Terry Kohler, a renowned businessman and passionate sailor, passed away Tuesday at the age of 82.
In 2009, Kohler received the Nathanael G. Herreshoff Trophy, US Sailing’s highest honor, for his outstanding contributions to the sport of sailing in the U.S.
Kohler was a longtime contributor to the U.S. Olympic Sailing Program, including the US Sailing Team’s Rio 2016 effort. He also believed in the importance of developing the next generation of Olympians. In 2014, Kohler became a founding supporter of Project Pipeline, a long-term, comprehensive high performance youth sailing program with the goal of developing highly trained and experienced young competitors with the skills to compete successfully in the international sailing arena, and ultimately the Olympics.
Kohler was active in the Women’s International Match Racing Association. He played in intricate role in a successful international campaign for women’s match racing to be selected as a sailing event at the 2012 Olympic Games. Kohler was a major supporter of the Sheboygan Youth Sailing Center in Wisconsin and provided organizational leadership to Sail Sheboygan.
Kohler was committed to improving the accuracy of offshore rating rules and fairness of offshore racing. He was a strong believer in the use of science to handicap sailboat racing. He funded research and testing for the development and improvement of these rating rules.
“Terry Kohler was an inspirational pioneer for the sport of sailing in many ways,” said Bruce Burton, President of US Sailing. “He was passionate about innovation, about the purity and integrity of the sport, and about providing opportunities for others to experience and enjoy the sport as much as he did. Terry was a very generous person who had a major impact on the sport. He will be greatly missed and his impact and legacy will live on and benefit the sport for years to come.”
At the age of five, Kohler picked up sailing on Lake Michigan and was sailing and racing for over 65 years. He was Commodore of the Lake Michigan Sail Racing Federation. His racing accomplishments are extensive. In 1978, he successfully defended the Canada’s Cup for the U.S. He has competed in 36 Chicago-Mackinac and 17 Bayview-Mackinac Races. In 1984 and 1985, his crew was first in section in the Chicago Mackinac, and in 1992 his crew achieved a first to finish, first in class, and first in fleet. In 2008 at the 100th Chicago Mackinac Regatta, his crew finished second. Kohler was a member of six yacht clubs, and the founding member of the Great Lakes 70 Association and the Sail Yacht Research Foundation.
Kohler had a master’s degree from the Massachusetts Institute of Technology’s School of Management. He was also a graduate of the Admiral Farragut Academy of New Jersey. He later joined the U.S. Air Force and spent three years as a combat crew member pilot.
Kohler served as President and CEO of the Windway Capital Corporation, a holding company for subsidiaries including North Sails Group.

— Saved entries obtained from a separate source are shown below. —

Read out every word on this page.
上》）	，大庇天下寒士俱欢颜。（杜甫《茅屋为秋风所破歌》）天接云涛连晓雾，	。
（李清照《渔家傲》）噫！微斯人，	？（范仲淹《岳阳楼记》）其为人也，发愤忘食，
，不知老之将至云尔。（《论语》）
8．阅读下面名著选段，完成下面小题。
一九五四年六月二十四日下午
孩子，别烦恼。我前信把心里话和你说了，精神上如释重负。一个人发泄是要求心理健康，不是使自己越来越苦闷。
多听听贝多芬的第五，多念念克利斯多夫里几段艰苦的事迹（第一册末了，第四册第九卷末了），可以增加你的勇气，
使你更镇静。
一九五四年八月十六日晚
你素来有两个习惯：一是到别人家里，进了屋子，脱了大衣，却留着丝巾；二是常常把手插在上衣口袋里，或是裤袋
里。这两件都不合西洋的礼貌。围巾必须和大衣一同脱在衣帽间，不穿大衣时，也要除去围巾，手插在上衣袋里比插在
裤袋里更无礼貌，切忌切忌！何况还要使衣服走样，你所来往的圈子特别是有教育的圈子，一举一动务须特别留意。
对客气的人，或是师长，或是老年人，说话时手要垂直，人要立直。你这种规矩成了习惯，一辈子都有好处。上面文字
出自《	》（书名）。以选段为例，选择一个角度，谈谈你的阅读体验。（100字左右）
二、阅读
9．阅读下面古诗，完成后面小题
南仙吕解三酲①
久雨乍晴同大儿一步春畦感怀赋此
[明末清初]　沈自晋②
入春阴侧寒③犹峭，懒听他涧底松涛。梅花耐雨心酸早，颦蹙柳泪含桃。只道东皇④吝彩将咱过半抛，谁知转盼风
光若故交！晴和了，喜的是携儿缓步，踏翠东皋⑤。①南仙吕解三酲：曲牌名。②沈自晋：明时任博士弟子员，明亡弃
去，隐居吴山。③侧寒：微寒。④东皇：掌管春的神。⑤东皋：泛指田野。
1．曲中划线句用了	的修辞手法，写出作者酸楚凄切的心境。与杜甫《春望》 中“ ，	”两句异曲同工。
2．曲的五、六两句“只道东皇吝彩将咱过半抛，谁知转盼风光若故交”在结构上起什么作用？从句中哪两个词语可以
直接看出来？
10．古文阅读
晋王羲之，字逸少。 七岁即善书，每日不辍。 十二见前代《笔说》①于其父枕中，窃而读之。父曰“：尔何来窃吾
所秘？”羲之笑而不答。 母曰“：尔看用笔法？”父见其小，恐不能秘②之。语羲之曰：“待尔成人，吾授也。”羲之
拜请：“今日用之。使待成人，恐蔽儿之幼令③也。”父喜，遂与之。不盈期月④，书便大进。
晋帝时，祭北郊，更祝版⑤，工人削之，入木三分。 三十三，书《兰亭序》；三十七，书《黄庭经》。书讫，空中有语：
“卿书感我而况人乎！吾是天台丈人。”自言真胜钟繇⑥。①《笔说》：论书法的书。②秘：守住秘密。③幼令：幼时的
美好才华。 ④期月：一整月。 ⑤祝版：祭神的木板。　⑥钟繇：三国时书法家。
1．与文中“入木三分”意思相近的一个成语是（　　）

Under Kohler’s leadership, North Sails became a world leader in sailmaking through an ongoing commitment to designing and producing faster, lighter, and stronger sails.
He is survived by his wife Mary Kohler; three daughters, Leslie, Michelle and Danielle Kohler; four step-children, Charlie, Doug and Chris Ferrell, and Joseph Simpson; 12 grandchildren; and two great-grandchildren.